Cylindrical Martingale-Valued Measures, Stochastic Integration and SPDEs

TL;DR

This paper develops a new theory for stochastic integration with cylindrical martingale-valued measures in Hilbert spaces, extending quadratic variation concepts to discontinuous cases, and applies it to solve SPDEs.

Contribution

It introduces a comprehensive stochastic integration framework for cylindrical martingale-valued measures with discontinuous paths, expanding existing quadratic variation theory.

Findings

Established existence and uniqueness of solutions to certain SPDEs.

Extended quadratic variation to discontinuous cylindrical martingale-valued measures.

Provided a new mathematical foundation for stochastic integration in infinite-dimensional spaces.

Abstract

We develop a theory of Hilbert-space valued stochastic integration with respect to cylindrical martingale-valued measures.
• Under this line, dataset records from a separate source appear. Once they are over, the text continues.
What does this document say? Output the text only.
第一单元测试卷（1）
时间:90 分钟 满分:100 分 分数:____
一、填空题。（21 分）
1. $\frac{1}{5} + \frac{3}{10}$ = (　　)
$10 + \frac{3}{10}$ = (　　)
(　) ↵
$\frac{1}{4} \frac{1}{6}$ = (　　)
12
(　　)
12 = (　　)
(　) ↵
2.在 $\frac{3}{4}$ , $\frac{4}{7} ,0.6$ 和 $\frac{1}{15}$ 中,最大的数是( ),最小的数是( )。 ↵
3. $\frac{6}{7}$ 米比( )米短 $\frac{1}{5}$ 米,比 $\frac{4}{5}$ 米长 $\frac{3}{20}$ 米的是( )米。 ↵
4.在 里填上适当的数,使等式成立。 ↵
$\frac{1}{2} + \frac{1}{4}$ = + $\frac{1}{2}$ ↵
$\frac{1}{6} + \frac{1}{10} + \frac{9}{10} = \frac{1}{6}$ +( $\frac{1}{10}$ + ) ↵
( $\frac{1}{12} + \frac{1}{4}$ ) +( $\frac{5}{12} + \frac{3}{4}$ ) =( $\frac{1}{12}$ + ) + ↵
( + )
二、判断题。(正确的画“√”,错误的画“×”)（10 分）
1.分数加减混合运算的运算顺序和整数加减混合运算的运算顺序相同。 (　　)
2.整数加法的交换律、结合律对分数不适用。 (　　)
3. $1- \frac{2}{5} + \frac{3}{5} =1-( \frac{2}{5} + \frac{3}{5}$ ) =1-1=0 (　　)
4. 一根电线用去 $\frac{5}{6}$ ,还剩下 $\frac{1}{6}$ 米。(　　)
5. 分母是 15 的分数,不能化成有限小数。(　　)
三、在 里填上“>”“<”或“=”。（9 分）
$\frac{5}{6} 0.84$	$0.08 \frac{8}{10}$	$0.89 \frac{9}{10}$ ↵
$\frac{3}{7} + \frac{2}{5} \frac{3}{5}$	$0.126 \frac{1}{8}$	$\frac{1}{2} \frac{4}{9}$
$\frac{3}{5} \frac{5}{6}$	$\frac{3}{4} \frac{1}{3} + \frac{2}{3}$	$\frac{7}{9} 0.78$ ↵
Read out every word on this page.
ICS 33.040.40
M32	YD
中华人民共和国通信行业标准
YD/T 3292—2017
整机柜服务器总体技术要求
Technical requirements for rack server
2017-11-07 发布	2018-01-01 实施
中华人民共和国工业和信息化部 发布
As part of our construction, we expand the concept of quadratic variation, introduced by Veraar and Yaroslavtsev (2016), to the case of cylindrical martingale-valued measures that are allowed to have discontinuous paths (this is carried out within the context of separable Banach spaces). Our theory of stochastic integration is applied to address the existence and uniqueness of solutions to stochastic partial differential equations in Hilbert spaces.